W32.Kriz


Aliases: Kriz, W32.Kriz.3740, W32.Kriz.dr, PE_KRIZ
Variants: N/A

Classification: Malware
Category: Computer Virus

Status: Active & Spreading
Spreading: Moderate
Geographical info: North America
Removal: Easy
Platform: W32
Discovered: 11 Aug 1999
Damage: High

Characteristics: The virus W32.Kriz was discovered in 1999. It infects files on Windows 95/98. The virus carries a dangerous payload that triggers every 25th of December. This payload overwrite files on floppy disks, hard disks, RAM disks, and network drives. It even clears the information stored on the BIOS.

More details about W32.Kriz

W32.Kriz is a polymorphic virus. That means that it will reside in computer memory until the next time the system is rebooted. The virus may replicate even if you are using Windows 2000/XP. However, the payload will not be activated. The virus modifies Kernel32.dll file making it irreparable. It may corrupt some PE files. When this happens, they must be replaced. The payload that the virus carries is executed every 25th of December of any year. Computers may be infected but users may not know about the virus until December 25 arrives. When the virus infects a computer for the first time, it creates a copy of Kernel32.dll named Krized.tt6. This file is infected by the virus and should be deleted.
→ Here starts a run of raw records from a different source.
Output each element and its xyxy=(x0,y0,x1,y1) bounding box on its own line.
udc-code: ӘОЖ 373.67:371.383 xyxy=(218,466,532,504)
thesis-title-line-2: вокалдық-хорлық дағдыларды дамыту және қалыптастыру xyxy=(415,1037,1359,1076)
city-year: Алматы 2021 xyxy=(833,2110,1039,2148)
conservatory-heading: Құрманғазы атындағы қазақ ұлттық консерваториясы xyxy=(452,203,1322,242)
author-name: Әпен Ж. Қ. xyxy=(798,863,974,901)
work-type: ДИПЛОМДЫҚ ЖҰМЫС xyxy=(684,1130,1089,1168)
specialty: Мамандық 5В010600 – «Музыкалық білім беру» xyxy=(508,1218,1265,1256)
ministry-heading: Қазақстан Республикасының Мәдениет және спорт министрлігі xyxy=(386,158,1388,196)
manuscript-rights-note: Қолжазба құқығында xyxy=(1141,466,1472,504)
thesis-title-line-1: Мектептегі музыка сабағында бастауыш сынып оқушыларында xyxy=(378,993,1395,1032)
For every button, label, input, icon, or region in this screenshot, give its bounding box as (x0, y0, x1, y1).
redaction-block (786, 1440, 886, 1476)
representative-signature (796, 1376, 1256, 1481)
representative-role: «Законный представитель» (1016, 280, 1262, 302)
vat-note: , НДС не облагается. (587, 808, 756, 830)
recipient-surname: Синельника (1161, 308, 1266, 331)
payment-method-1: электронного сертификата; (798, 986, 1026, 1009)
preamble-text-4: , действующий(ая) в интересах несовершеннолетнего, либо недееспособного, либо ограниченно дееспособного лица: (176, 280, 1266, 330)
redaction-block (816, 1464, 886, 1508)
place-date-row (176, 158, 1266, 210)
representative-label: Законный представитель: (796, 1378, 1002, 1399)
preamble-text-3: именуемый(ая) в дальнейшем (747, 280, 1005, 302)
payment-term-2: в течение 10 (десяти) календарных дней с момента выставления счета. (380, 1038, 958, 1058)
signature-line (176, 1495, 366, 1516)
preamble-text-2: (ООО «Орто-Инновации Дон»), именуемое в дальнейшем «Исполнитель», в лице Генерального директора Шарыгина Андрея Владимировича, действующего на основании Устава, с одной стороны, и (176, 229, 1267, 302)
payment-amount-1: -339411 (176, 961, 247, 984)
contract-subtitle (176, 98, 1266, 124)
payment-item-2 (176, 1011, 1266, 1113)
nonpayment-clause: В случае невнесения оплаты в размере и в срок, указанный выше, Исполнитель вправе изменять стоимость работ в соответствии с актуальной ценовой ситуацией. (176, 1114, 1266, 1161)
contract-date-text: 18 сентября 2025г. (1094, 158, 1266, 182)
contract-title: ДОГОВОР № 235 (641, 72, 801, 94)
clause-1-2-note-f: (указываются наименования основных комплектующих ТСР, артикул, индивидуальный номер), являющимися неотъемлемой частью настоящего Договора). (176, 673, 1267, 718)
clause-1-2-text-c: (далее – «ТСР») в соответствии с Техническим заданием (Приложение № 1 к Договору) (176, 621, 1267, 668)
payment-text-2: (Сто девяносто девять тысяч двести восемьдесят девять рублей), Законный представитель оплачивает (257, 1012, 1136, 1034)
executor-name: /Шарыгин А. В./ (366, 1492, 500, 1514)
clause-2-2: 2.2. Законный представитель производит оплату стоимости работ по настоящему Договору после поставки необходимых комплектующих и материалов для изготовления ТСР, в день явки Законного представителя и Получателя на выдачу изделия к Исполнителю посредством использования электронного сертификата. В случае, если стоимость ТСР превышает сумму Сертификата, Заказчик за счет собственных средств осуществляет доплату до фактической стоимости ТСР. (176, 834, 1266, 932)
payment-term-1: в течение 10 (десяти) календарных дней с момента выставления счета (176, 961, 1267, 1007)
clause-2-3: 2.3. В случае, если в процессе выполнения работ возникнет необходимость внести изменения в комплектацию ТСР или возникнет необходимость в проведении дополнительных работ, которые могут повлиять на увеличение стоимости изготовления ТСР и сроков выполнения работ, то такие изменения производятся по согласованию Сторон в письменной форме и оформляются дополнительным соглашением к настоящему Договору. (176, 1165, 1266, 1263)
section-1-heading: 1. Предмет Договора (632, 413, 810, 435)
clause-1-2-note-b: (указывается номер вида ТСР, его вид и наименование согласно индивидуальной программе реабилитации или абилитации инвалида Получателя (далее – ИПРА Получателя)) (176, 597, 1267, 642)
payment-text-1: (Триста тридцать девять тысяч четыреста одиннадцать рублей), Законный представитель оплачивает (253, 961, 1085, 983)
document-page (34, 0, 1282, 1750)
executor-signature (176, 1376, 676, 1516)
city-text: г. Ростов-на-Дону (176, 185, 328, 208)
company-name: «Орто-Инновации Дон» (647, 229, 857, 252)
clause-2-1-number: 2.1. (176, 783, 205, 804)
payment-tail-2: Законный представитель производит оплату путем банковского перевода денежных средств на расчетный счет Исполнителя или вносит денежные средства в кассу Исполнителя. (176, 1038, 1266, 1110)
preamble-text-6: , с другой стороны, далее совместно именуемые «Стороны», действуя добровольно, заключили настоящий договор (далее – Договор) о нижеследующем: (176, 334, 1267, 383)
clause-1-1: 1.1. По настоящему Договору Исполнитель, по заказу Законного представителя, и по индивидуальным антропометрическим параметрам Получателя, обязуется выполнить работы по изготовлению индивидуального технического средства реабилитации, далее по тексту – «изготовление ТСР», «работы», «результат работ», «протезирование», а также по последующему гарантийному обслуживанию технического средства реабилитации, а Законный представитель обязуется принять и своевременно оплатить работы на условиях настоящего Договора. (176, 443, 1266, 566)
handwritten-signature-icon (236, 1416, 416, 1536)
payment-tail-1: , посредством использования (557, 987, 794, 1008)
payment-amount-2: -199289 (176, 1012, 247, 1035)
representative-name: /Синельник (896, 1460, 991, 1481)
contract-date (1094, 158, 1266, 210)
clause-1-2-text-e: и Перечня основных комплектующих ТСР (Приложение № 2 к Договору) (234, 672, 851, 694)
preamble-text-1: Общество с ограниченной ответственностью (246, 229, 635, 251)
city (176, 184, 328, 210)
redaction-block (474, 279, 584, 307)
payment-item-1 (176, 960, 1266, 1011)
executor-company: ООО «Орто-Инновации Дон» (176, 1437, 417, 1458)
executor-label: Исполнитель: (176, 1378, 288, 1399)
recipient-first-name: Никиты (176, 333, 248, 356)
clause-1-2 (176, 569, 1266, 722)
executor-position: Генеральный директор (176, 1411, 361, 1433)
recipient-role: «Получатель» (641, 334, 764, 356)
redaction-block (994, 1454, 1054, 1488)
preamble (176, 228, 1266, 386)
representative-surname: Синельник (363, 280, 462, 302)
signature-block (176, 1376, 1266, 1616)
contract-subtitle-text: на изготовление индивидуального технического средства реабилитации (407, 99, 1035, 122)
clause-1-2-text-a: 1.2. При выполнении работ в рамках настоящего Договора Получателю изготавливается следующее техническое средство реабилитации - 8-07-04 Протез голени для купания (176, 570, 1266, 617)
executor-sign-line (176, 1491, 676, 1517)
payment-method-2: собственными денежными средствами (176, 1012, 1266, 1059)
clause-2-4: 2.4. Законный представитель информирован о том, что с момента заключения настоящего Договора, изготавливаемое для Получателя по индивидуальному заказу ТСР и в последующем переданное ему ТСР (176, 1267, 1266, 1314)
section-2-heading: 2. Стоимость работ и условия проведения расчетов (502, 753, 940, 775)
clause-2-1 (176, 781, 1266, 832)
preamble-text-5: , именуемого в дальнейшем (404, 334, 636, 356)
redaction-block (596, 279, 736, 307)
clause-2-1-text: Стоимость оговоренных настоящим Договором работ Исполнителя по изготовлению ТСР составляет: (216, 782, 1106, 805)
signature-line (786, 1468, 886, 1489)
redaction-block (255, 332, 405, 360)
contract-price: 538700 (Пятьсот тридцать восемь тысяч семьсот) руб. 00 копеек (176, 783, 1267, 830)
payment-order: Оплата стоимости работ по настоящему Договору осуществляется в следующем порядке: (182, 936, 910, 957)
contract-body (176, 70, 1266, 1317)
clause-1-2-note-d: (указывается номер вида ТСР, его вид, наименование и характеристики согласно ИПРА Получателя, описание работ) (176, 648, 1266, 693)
The virus will attempt to flash the BIOS of the computer if the system date is December 25. This will prevent your computer from starting. This may require you to change the hardware. Information stored in the CMOS may be cleared. When this happens, you need to restore the time, date, hard drive, etc. The virus also begins overwriting files on all drives. If you want to manually remove the virus, you must obtain the most recent virus definitions. Then, restart your computer to Command Prompt Only. Run a full scan on your computer using a reliable antivirus software program. Finally, get a new copy of the Kernel32.dll file.